In 2013, the budget of the Conseil Général de l'Isère (renamed Conseil Départemental de l'Isère in 2015), was 1.36 billion euros.

The breakdown of the Conseil Général's 2013 budget was as follows:

| Area of investment | Investment In millions of euros |
|---|---|
| Seniors | 163,6 |
| People with disabilities | 158,2 |
| Transports | 155,5 |
| Children and family | 134,6 |
| Social cohesion | 125,7 |
| Routes | 97,7 |
| Education | 97,3 |
| Fire safety | 52,6 |
| Aid to communes | 39 |
| Culture and heritage | 18,4 |
| Water and hydraulic engineering | 12,5 |
| Economy-Social | 11,4 |
| Agriculture | 7,5 |
| Housing | 6,5 |
| Environment, energy, waste | 6,3 |
| Youth and sports | 5 |
| Digital development | 4,7 |
| Tourism and mountains | 4,4 |
| Public health | 2,8 |
| Forestry and timber | 0.826 |
| Decentralized cooperation | 0.434 |

== Official bulletins and deliberations ==
The Bulletins Officiels du Isére Département de l'Isère (BODI) are the local authority's official publications.
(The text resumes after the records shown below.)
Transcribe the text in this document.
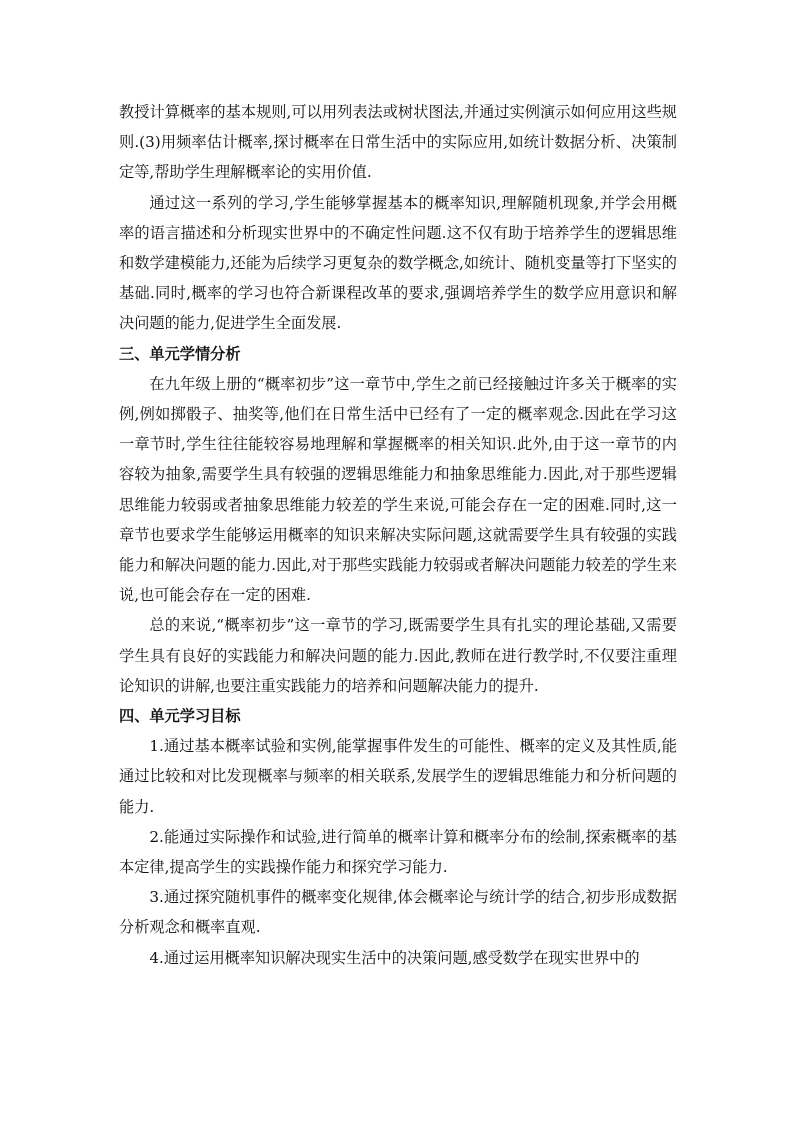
教授计算概率的基本规则,可以用列表法或树状图法,并通过实例演示如何应用这些规则.(3)用频率估计概率,探讨概率在日常生活中的实际应用,如统计数据分析、决策制定等,帮助学生理解概率论的实用价值.

通过这一系列的学习,学生能够掌握基本的概率知识,理解随机现象,并学会用概率的语言描述和分析现实世界中的不确定性问题.这不仅有助于培养学生的逻辑思维和数学建模能力,还能为后续学习更复杂的数学概念,如统计、随机变量等打下坚实的基础.同时,概率的学习也符合新课程改革的要求,强调培养学生的数学应用意识和解决问题的能力,促进学生全面发展.

三、单元学情分析

在九年级上册的“概率初步”这一章节中,学生之前已经接触过许多关于概率的实例,例如掷骰子、抽奖等,他们在日常生活中已经有了一定的概率观念.因此在学习这一章节时,学生往往能较容易地理解和掌握概率的相关知识.此外,由于这一章节的内容较为抽象,需要学生具有较强的逻辑思维能力和抽象思维能力.因此,对于那些逻辑思维能力较弱或者抽象思维能力较差的学生来说,可能会存在一定的困难.同时,这一章节也要求学生能够运用概率的知识来解决实际问题,这就需要学生具有较强的实践能力和解决问题的能力.因此,对于那些实践能力较弱或者解决问题能力较差的学生来说,也可能会存在一定的困难.

总的来说,“概率初步”这一章节的学习,既需要学生具有扎实的理论基础,又需要学生具有良好的实践能力和解决问题的能力.因此,教师在进行教学时,不仅要注重理论知识的讲解,也要注重实践能力的培养和问题解决能力的提升.

四、单元学习目标

1.通过基本概率试验和实例,能掌握事件发生的可能性、概率的定义及其性质,能通过比较和对比发现概率与频率的相关联系,发展学生的逻辑思维能力和分析问题的能力.

2.能通过实际操作和试验,进行简单的概率计算和概率分布的绘制,探索概率的基本定律,提高学生的实践操作能力和探究学习能力.

3.通过探究随机事件的概率变化规律,体会概率论与统计学的结合,初步形成数据分析观念和概率直观.

4.通过运用概率知识解决现实生活中的决策问题,感受数学在现实世界中的
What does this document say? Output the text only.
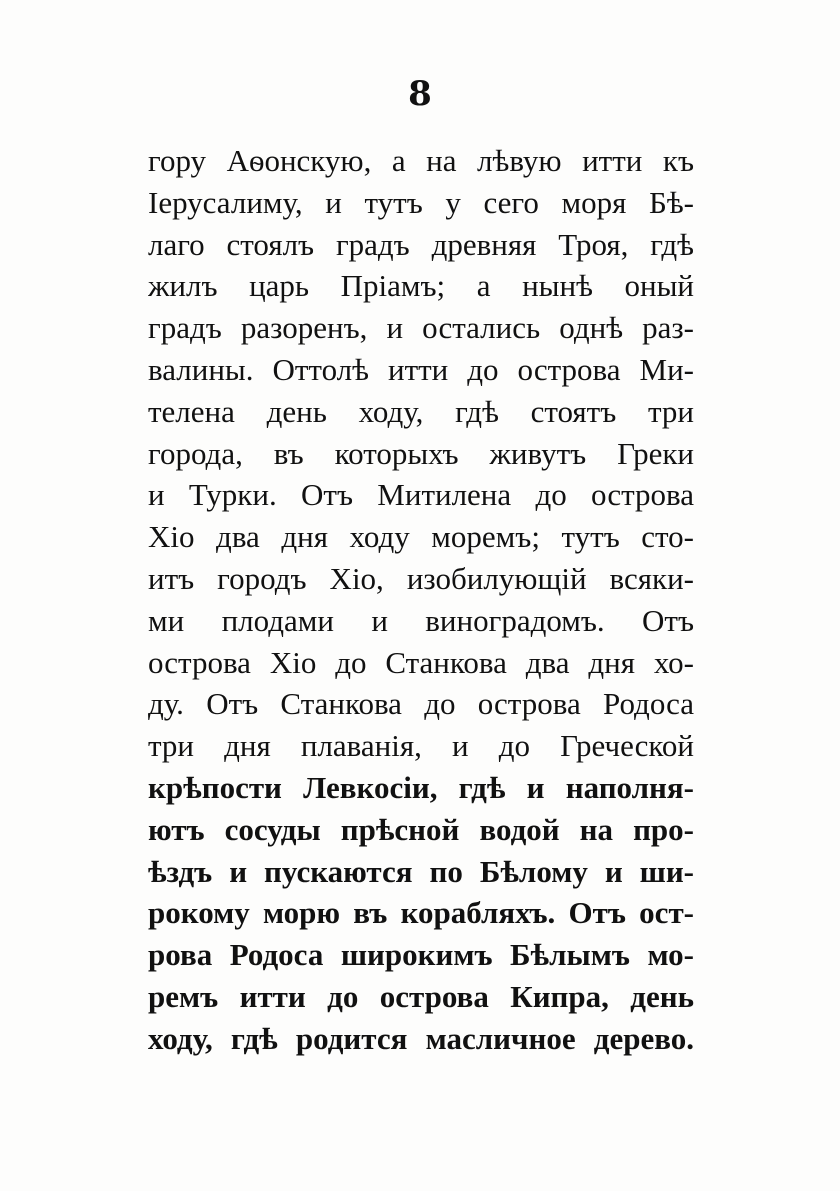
8
гору Аѳонскую, а на лѣвую итти къ
Іерусалиму, и тутъ у сего моря Бѣ-
лаго стоялъ градъ древняя Троя, гдѣ
жилъ царь Пріамъ; а нынѣ оный
градъ разоренъ, и остались однѣ раз-
валины. Оттолѣ итти до острова Ми-
телена день ходу, гдѣ стоятъ три
города, въ которыхъ живутъ Греки
и Турки. Отъ Митилена до острова
Хіо два дня ходу моремъ; тутъ сто-
итъ городъ Хіо, изобилующій всяки-
ми плодами и виноградомъ. Отъ
острова Хіо до Станкова два дня хо-
ду. Отъ Станкова до острова Родоса
три дня плаванія, и до Греческой
крѣпости Левкосіи, гдѣ и наполня-
ютъ сосуды прѣсной водой на про-
ѣздъ и пускаются по Бѣлому и ши-
рокому морю въ корабляхъ. Отъ ост-
рова Родоса широкимъ Бѣлымъ мо-
ремъ итти до острова Кипра, день
ходу, гдѣ родится масличное дерево.
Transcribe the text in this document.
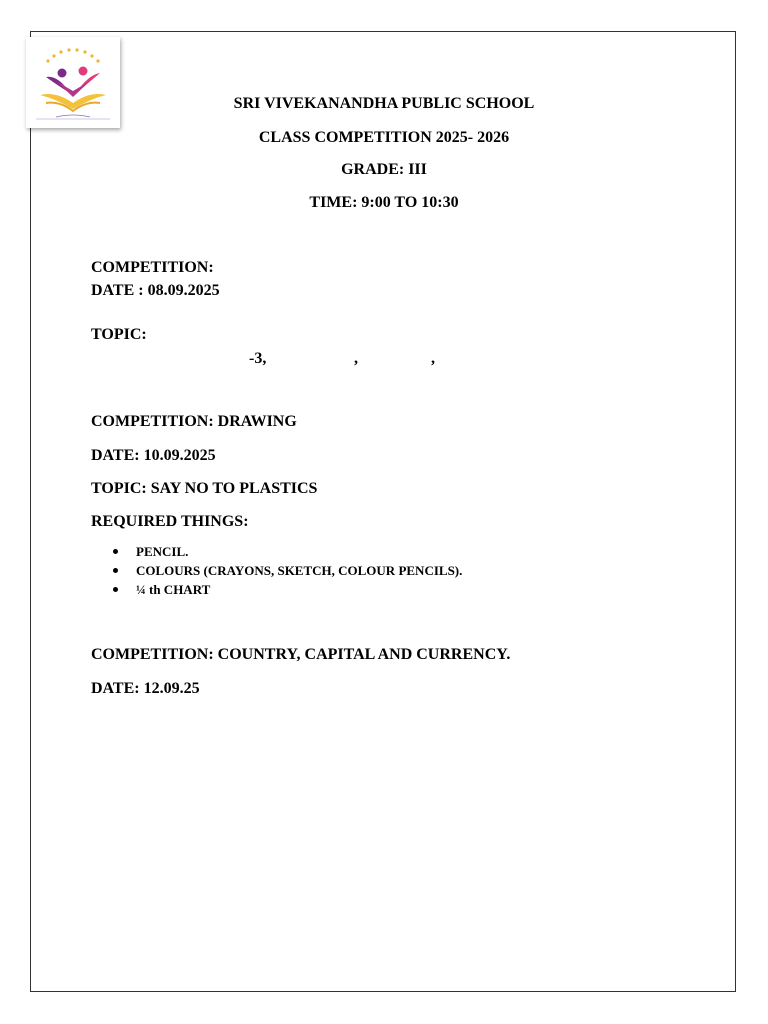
SRI VIVEKANANDHA PUBLIC SCHOOL
CLASS COMPETITION 2025- 2026
GRADE: III
TIME: 9:00 TO 10:30
COMPETITION:
DATE : 08.09.2025
TOPIC:
-3,	,	,
COMPETITION: DRAWING
DATE: 10.09.2025
TOPIC: SAY NO TO PLASTICS
REQUIRED THINGS:
PENCIL.
COLOURS (CRAYONS, SKETCH, COLOUR PENCILS).
¼ th CHART
COMPETITION: COUNTRY, CAPITAL AND CURRENCY.
DATE: 12.09.25
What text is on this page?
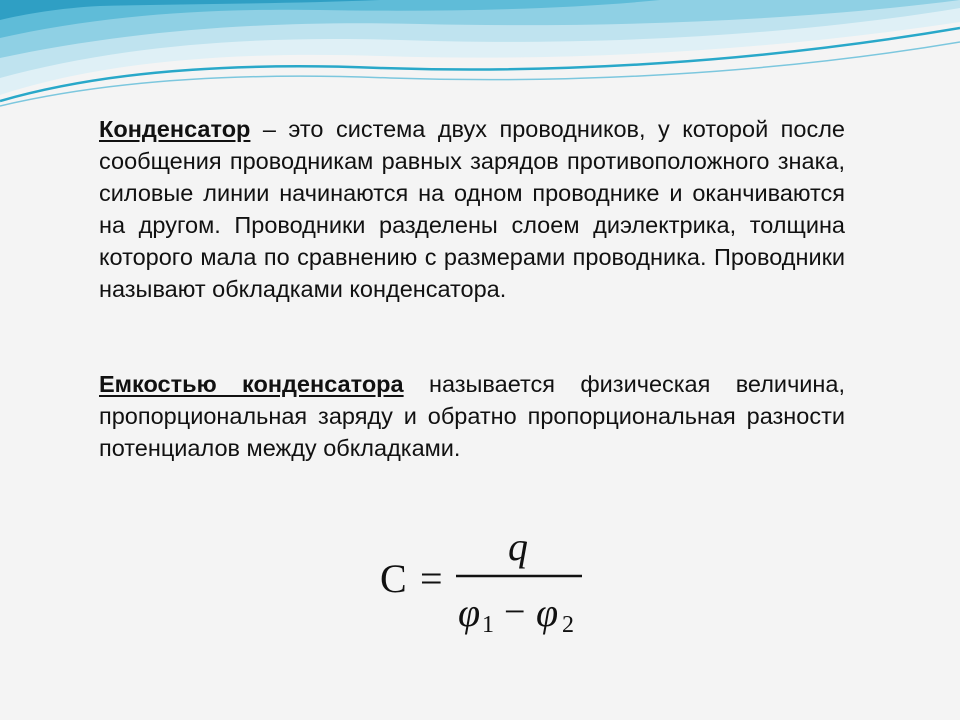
Конденсатор – это система двух проводников, у которой после сообщения проводникам равных зарядов противоположного знака, силовые линии начинаются на одном проводнике и оканчиваются на другом. Проводники разделены слоем диэлектрика, толщина которого мала по сравнению с размерами проводника. Проводники называют обкладками конденсатора.
Емкостью конденсатора называется физическая величина, пропорциональная заряду и обратно пропорциональная разности потенциалов между обкладками.
C =
q
φ 1 − φ 2
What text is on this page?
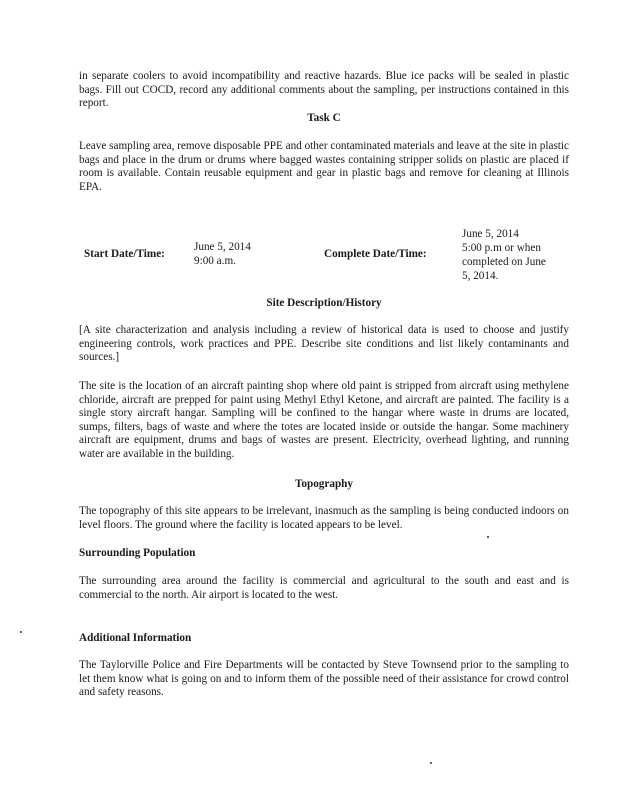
in separate coolers to avoid incompatibility and reactive hazards. Blue ice packs will be sealed in plastic bags. Fill out COCD, record any additional comments about the sampling, per instructions contained in this report.

Task C

Leave sampling area, remove disposable PPE and other contaminated materials and leave at the site in plastic bags and place in the drum or drums where bagged wastes containing stripper solids on plastic are placed if room is available. Contain reusable equipment and gear in plastic bags and remove for cleaning at Illinois EPA.

Start Date/Time:

June 5, 2014

9:00 a.m.

Complete Date/Time:

June 5, 2014

5:00 p.m or when

completed on June

5, 2014.

Site Description/History

[A site characterization and analysis including a review of historical data is used to choose and justify engineering controls, work practices and PPE. Describe site conditions and list likely contaminants and sources.]

The site is the location of an aircraft painting shop where old paint is stripped from aircraft using methylene chloride, aircraft are prepped for paint using Methyl Ethyl Ketone, and aircraft are painted. The facility is a single story aircraft hangar. Sampling will be confined to the hangar where waste in drums are located, sumps, filters, bags of waste and where the totes are located inside or outside the hangar. Some machinery aircraft are equipment, drums and bags of wastes are present. Electricity, overhead lighting, and running water are available in the building.

Topography

The topography of this site appears to be irrelevant, inasmuch as the sampling is being conducted indoors on level floors. The ground where the facility is located appears to be level.

Surrounding Population

The surrounding area around the facility is commercial and agricultural to the south and east and is commercial to the north. Air airport is located to the west.

Additional Information

The Taylorville Police and Fire Departments will be contacted by Steve Townsend prior to the sampling to let them know what is going on and to inform them of the possible need of their assistance for crowd control and safety reasons.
Published monthly on the Isére department website, they publicized regulatory decrees, decisions and deliberations.

Deliberations are decisions taken by a collective body (permanent commission or departmental assembly). All deliberations could be consulted on the local authority's website using a dedicated search engine.

The decisions and votes of elected representatives could be followed live at public meetings held several times a year by Isère departmental councillors. The Isère departmental assembly generally met in the Aubert-Dubayet hemicycle at the Hôtel du Département in Grenoble. The press was invited to attend. Public meetings were broadcast live or replayed on the local authority's website.